Ce qui me frappe encore, en refeuilletant, sans me toucher autant, mais non pas sans m’agréer singulièrement encore, c’est la politesse de M. Renan. Oh ! que M. Renan est un homme poli ! En cela encore, il nous donne une bien bonne leçon. La politesse n’est pas qualité superficielle chez M. Renan. C’est un élément : essentiel de sa nature. Quand on analysera M. Renan pour en faire une étude complète, il faudra tenir compte de sa politesse pour expliquer la moitié, — allons, mettons un bon tiers, — de ce qu’il est. Il a des parties embarrassantes, inquiétantes même quelquefois, qui s’expliqueront par là, s’éclaireront et paraîtront toutes simples. Pour en revenir à ce volume, jamais M. Renan ne s’est montré plus poli. Il en est de cela comme de son optimisme.
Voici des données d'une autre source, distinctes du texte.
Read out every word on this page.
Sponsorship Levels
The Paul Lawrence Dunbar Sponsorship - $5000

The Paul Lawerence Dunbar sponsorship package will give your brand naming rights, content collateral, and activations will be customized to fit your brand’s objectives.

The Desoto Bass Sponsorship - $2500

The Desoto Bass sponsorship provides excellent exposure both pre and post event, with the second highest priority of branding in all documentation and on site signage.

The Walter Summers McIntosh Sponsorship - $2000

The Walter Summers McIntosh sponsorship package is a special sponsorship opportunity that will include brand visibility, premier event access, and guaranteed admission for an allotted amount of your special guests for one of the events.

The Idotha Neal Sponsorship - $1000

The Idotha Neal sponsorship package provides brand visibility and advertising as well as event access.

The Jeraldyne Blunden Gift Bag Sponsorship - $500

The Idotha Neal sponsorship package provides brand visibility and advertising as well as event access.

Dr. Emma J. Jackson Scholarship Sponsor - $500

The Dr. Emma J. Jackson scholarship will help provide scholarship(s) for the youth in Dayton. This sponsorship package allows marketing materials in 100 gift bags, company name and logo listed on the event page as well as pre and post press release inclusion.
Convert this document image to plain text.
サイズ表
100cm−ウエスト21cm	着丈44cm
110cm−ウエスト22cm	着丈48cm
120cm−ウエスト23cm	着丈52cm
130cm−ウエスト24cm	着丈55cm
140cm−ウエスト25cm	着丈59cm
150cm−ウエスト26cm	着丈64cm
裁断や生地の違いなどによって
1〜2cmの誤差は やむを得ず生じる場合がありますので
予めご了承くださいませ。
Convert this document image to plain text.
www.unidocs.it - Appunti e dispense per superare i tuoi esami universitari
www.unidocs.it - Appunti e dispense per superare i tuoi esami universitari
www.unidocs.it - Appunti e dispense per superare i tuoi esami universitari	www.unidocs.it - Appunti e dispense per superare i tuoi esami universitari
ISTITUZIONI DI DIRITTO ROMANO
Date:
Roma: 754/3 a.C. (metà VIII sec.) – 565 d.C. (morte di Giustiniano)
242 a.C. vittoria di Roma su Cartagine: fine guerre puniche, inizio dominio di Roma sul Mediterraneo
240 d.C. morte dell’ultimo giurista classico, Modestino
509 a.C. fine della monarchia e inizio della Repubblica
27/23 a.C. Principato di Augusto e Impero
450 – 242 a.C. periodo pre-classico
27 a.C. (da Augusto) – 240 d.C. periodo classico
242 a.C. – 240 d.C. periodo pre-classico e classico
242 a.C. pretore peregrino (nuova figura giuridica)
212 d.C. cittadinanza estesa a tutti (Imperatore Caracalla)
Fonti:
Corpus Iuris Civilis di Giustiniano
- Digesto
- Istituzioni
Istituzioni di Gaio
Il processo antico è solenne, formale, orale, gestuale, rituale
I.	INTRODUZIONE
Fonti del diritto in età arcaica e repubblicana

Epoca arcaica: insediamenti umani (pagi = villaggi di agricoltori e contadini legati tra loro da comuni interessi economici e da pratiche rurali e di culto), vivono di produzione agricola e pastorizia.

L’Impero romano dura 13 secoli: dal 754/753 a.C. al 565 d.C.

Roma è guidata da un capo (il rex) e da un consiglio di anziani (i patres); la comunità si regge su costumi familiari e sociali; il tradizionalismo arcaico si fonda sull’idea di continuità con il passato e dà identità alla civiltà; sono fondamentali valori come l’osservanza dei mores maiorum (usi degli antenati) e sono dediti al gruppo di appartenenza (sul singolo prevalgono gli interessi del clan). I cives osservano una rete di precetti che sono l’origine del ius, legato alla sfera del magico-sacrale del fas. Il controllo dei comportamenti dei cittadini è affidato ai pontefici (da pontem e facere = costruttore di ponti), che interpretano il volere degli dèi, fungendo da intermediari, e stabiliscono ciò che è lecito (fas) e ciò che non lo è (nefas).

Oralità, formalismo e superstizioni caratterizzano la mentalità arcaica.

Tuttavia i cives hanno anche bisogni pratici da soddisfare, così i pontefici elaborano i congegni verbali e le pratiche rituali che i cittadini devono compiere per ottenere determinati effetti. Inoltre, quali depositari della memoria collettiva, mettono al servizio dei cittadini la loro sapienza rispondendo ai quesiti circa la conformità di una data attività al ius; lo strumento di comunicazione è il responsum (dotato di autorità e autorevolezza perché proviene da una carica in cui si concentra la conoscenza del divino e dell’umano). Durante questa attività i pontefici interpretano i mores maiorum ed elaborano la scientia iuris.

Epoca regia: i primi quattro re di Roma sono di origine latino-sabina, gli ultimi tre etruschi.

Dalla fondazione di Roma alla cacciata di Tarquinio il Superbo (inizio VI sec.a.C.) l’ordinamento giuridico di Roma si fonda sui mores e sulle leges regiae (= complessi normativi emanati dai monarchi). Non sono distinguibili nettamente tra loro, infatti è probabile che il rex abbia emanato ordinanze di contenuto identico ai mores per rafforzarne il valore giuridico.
A mesure que les temps sont plus noirs, M. Renan s’éclaire d’un plus doux sourire ; à mesure que les manières douteuses nous envahissent davantage, M. Renan redouble de courtoisie. « Je t’en avais comblé, je t’en veux accabler. » Il nous accable sous les fleurs. Comme c’est une de ses coquetteries de prétendre qu’il est vieux, ce qu’il est seul à croire, et qu’il va nous quitter bientôt, il nous remercie en nous quittant ; il nous remercie tous. Autrefois il ne remerciait que le maître de la maison, le Grand Maître inconnu : « Je ne sais pas qui je remercie, mais je remercie. » Maintenant il remercie tout le monde. Il remercie les Celtes du dîner celtique ; il remercie les Félibres ; il remercie Silvestre de Sacy ; il remercie le maire de Bréhat ; il remercie Jules Lemaître, pour le consoler de l’avoir un peu égratigné autrefois ; il remercie les dames, dont il a infiniment à se louer, ne leur ayant rien demandé et n’en ayant rien reçu ; il remercie l’univers des excellents rapports qu’il a eus trop brièvement avec lui : il remercie Dieu, car Dieu devant très probablement exister un jour, il sied de lui adresser par provision quelques remerciements préalables. Si M. Renan écrit un nouveau volume de Feuilles détachées, vous verrez qu’il remerciera M. Maurice Barrès. Il ne peut pas lui tenir rigueur au delà d’un lustre.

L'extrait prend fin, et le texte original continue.